As a PhD in genetics, what would you tell someone about DNA testing that didn’t show obvious Cherokee DNA from a g-g-g grandmother that family legend said was at least part Cherokee? Does the DNA test disprove that particular family legend?
Actually, my Ph.D. is in biochemistry and molecular biology, not genetics. I study the behavior of biological molecules, although I do understand genetics.
Anyway, the answer to your question starts with the fact that each child receives roughly half of the DNA of each parent. So, the contribution of any particular ancestor in the family tree becomes very small within a few generations. You have 50% of your parent’s DNA, 25% of your grandparent’s, 12.5% of your g-grandparent’s, then 6.25 (gg), 3.125 (ggg), etc.
The other factor is that DNA “recombines” in the germ cells. During recombination, each chromosome that you received from your mother pairs up with the corresponding chromosome from your father and they swap sections. Like this:
aagactaggacctc (maternal chromosome)
AAGACCAGGACTTC (paternal chromosome)
AAgacCAGGAcctc and aaGACtaggaCTTC (germ cell chromosomes)
So, let’s say that the “cctc” is a Cherokee gene marker and “CTTC” is a Caucasian marker. So if your child ends up with the “CTTC” chromosome, he or she has completely lost that marker. Please note that I used lowercase and uppercase to denote which chromosome came from which parent; this usage has no genetic significance.
I made these “chromosomes” very small to illustrate the point. In reality, we are talking about chromosomes that swap thousands or millions of letters across their length of tens to hundreds of millions of letters. (Each letter is a nucleotide.) A genetic marker can be as small as a few dozen letters. These markers make up only a tiny fraction of the DNA: if you take any two people at random, they are 99.5% identical genetically. So, we are only looking at that 0.5% of DNA to make ethnic comparisons.
Through recombination, it is possible for genetic markers representative of a specific ethnic background to completely disappear. In my case, I can find German immigrants in my family tree and I have a German family name—but my ethnic genetic profile does not show German ancestry at all. Primarily, it shows British, Irish, Scandinavian, Iberian, and traces of Bantu, Indian (not native American), and the Caucasus.

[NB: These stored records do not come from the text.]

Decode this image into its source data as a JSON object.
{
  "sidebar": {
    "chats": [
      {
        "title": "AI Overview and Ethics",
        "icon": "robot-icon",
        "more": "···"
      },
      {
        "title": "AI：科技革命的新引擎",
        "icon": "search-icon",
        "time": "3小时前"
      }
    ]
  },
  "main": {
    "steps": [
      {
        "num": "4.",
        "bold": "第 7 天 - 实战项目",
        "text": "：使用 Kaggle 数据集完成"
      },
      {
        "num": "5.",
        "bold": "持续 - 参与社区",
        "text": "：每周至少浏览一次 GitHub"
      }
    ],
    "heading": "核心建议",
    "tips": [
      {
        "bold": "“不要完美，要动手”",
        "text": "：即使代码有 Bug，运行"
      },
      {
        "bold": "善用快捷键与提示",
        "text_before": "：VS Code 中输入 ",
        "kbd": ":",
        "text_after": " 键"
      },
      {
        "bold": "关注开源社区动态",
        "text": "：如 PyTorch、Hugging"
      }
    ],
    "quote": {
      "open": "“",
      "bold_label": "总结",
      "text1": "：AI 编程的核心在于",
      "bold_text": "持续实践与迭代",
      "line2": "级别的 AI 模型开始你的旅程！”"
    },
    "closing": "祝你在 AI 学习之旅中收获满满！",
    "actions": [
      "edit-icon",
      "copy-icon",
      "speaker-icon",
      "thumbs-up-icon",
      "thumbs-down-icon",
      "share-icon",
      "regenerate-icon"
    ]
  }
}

One last factor is that a genetic marker is not necessarily unique to a certain ethnic background. The determinations of ethnicity via genetics are made using statistical methods. So, going back to my example above, with “CCTC” and “CTTC” being the ethnic marker, we would determine the prevalence of each marker in each population. For example, we can determine that 90% of Cherokees have the “CCTC” marker, and 75% of Caucasians have the “CTTC” marker. So even if you have the CTTC marker, it is not proof that you have no Cherokee ancestors. When the sites like Ancestry.com, etc., look at markers, they actually derive a probability of your ancestry using statistical methods. They look at each marker’s prevalence in various populations, and how many of each marker you have. For example, if you have 10 markers that each occur in 50% and 20 markers that occur in fewer than 10% of Iberian people, they will use that data to calculate the likelihood that you have Iberian ancestry.
One last little complication is the fact that, although you share 50% of your DNA with each parent, you share variable amounts of DNA with your siblings. It is possible (but not likely) that you share no or all of your DNA with your sibling. So your ethnic profile might be different from your sibling’s—i.e. your sibling might show Cherokee ethnicity while you do not.
Yeah, I know—this is a very long and complicated answer to your questions. I hope it is all clear; feel free to ask for further explanation on any point.
I noticed on the preview that my chromosome illustrations don’t line up... they would look better in a fixed font, but I don’t know how to make html show a fixed font. The reply window has a fixed font.
When I was five my mother showed me a picture of my great-grandmother (from my mother's side of the family) who was very ill when the picture was taken and I was barely three months old. She made a comment at the time that she looked like an Indian squaw. Being five I thought that she was an Indian squaw and I thought that I had some Indian blood in me. A couple years ago when my daughter and I began doing our family tree I asked my mom about the picture and she told me that she was not Indian but Slovakian.
I have to admit I liked the thought of having Indian blood.